An SZ-München 18.7.11
Leserbrief zu „Dr. Mustermann, SZ vom 15.7.2011 von Johan Schloemann
über 50 Jahre mussten vergehen, bis die skandalöse Missachtung der Rechtsprechung höchster deutscher Gerichte (BVG und BGH) von Bundesregierung, Parlament, Parteien, Institutionen und Medien öffentlich zur Sprache gekommen und beachtet worden ist. Die Sorge um das in jüngster Zeit in Verruf geratene deutsche Promotionswesen veranlasste Krista Sager von den Grünen medienwirksam auf die unbegründete und kleinkarierte deutsche Eintragungspraxis des Doktorgrades in Pass und Ausweis hinzuweisen, Sogar die SZ hat sich dazu aufgerafft, dieses von mir wiederholt angemahnte Thema aufzugreifen.

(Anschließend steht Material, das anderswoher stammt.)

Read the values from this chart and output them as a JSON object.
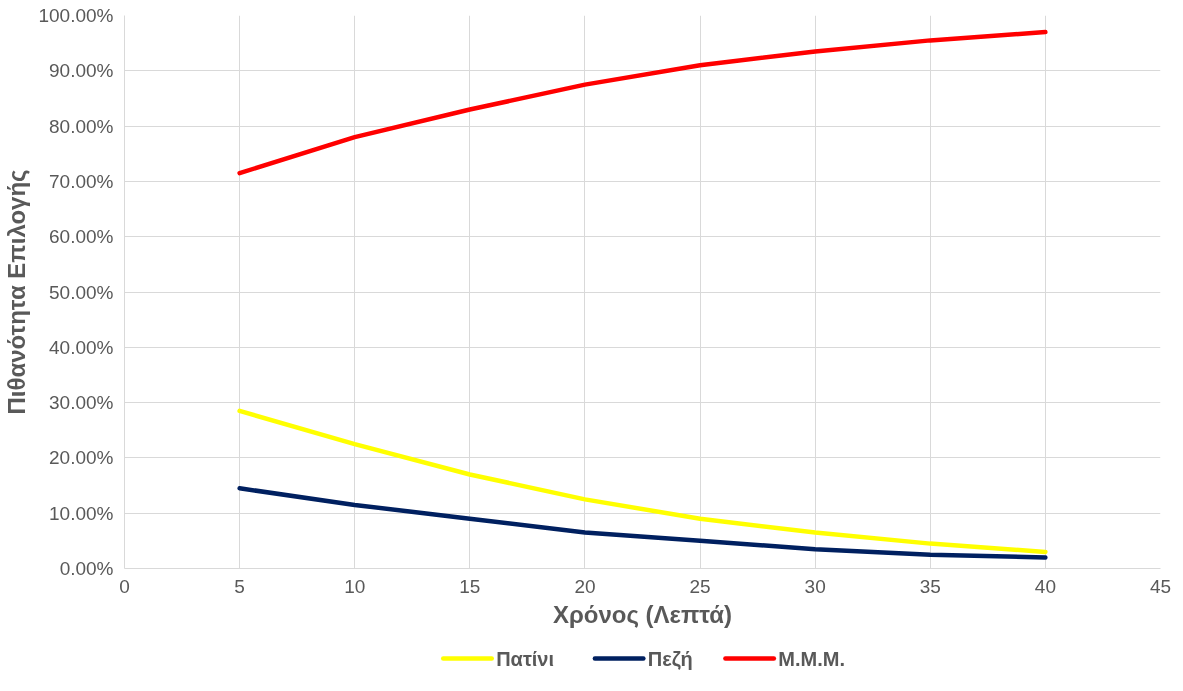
{
  "chart_data": {
    "type": "line",
    "xlabel": "Χρόνος (Λεπτά)",
    "ylabel": "Πιθανότητα Επιλογής",
    "x": [
      5,
      10,
      15,
      20,
      25,
      30,
      35,
      40
    ],
    "series": [
      {
        "name": "Πατίνι",
        "color": "#ffff00",
        "values": [
          28.5,
          22.5,
          17,
          12.5,
          9,
          6.5,
          4.5,
          3
        ]
      },
      {
        "name": "Πεζή",
        "color": "#002060",
        "values": [
          14.5,
          11.5,
          9,
          6.5,
          5,
          3.5,
          2.5,
          2
        ]
      },
      {
        "name": "Μ.Μ.Μ.",
        "color": "#ff0000",
        "values": [
          71.5,
          78,
          83,
          87.5,
          91,
          93.5,
          95.5,
          97
        ]
      }
    ],
    "xlim": [
      0,
      45
    ],
    "xticks": [
      0,
      5,
      10,
      15,
      20,
      25,
      30,
      35,
      40,
      45
    ],
    "ylim": [
      0,
      100
    ],
    "yticks": [
      {
        "value": 0,
        "label": "0.00%"
      },
      {
        "value": 10,
        "label": "10.00%"
      },
      {
        "value": 20,
        "label": "20.00%"
      },
      {
        "value": 30,
        "label": "30.00%"
      },
      {
        "value": 40,
        "label": "40.00%"
      },
      {
        "value": 50,
        "label": "50.00%"
      },
      {
        "value": 60,
        "label": "60.00%"
      },
      {
        "value": 70,
        "label": "70.00%"
      },
      {
        "value": 80,
        "label": "80.00%"
      },
      {
        "value": 90,
        "label": "90.00%"
      },
      {
        "value": 100,
        "label": "100.00%"
      }
    ],
    "grid": true,
    "legend": "bottom",
    "marker": "none",
    "line_style": "solid"
  }
}
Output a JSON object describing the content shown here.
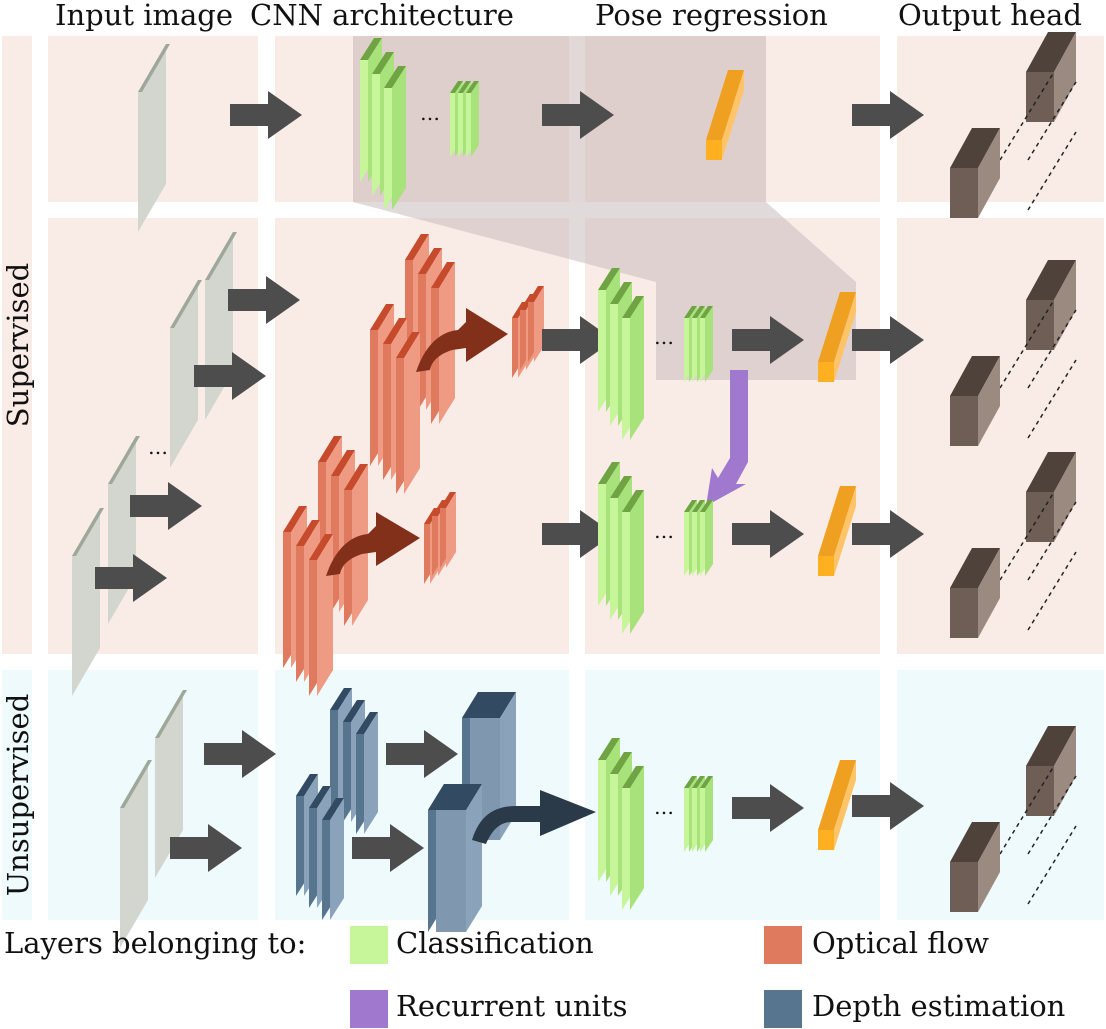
{
  "headers": {
    "input_image": "Input image",
    "cnn_architecture": "CNN architecture",
    "pose_regression": "Pose regression",
    "output_head": "Output head"
  },
  "rows": {
    "supervised": "Supervised",
    "unsupervised": "Unsupervised"
  },
  "legend": {
    "title": "Layers belonging to:",
    "items": [
      {
        "label": "Classification",
        "color": "#c6f59a"
      },
      {
        "label": "Optical flow",
        "color": "#e07a5f"
      },
      {
        "label": "Recurrent units",
        "color": "#a079cf"
      },
      {
        "label": "Depth estimation",
        "color": "#587590"
      }
    ]
  },
  "ellipsis": "…",
  "colors": {
    "supervised_bg": "#f9ece7",
    "unsupervised_bg": "#eefafb",
    "arrow": "#4d4d4d",
    "input_frame": "#d5d8d0",
    "pose_layer": "#f0a020",
    "output_box": "#6e5e55",
    "flow_arrow": "#82301a",
    "depth_arrow": "#2a3a48",
    "highlight": "#c8bcbc"
  }
}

Herrn zu Guttenberg und den anderen Plagiatoren steht allerdings der zweifelhafte Verdienst zu, den eigentlichen Grund für die Gier nach dem Doktortitel ins Bewusstsein der Normalbürger gebracht zu haben. Es ist der mangels Aufklärung noch immer weit verbreitete Irrglaube, der Doktorgrad sei Bestandteil des Namens und damit wichtiges Signal für besondere Bildung und besonderen beruflichen und gesellschaftlichen Status, und zwar häufig unbegründet, aber dennoch lebenslang geltend und beachtet. Gerade das ist der Grund für die Gier nach dem Titel.
Ironie der Geschichte: Wäre die Abstimmung im Bundesrat im Jahre 2007 über das vom damaligen Innenminister Wolfgang Schäuble ausgearbeitete neue Passgesetz ein paar Monate später erfolgt, hätten wir bereits vier Jahre keinen Passeintrag des „Dr. mehr. Der damals einsprechende Traditionsguru Günther Beckstein wäre nicht mehr im Amt gewesen.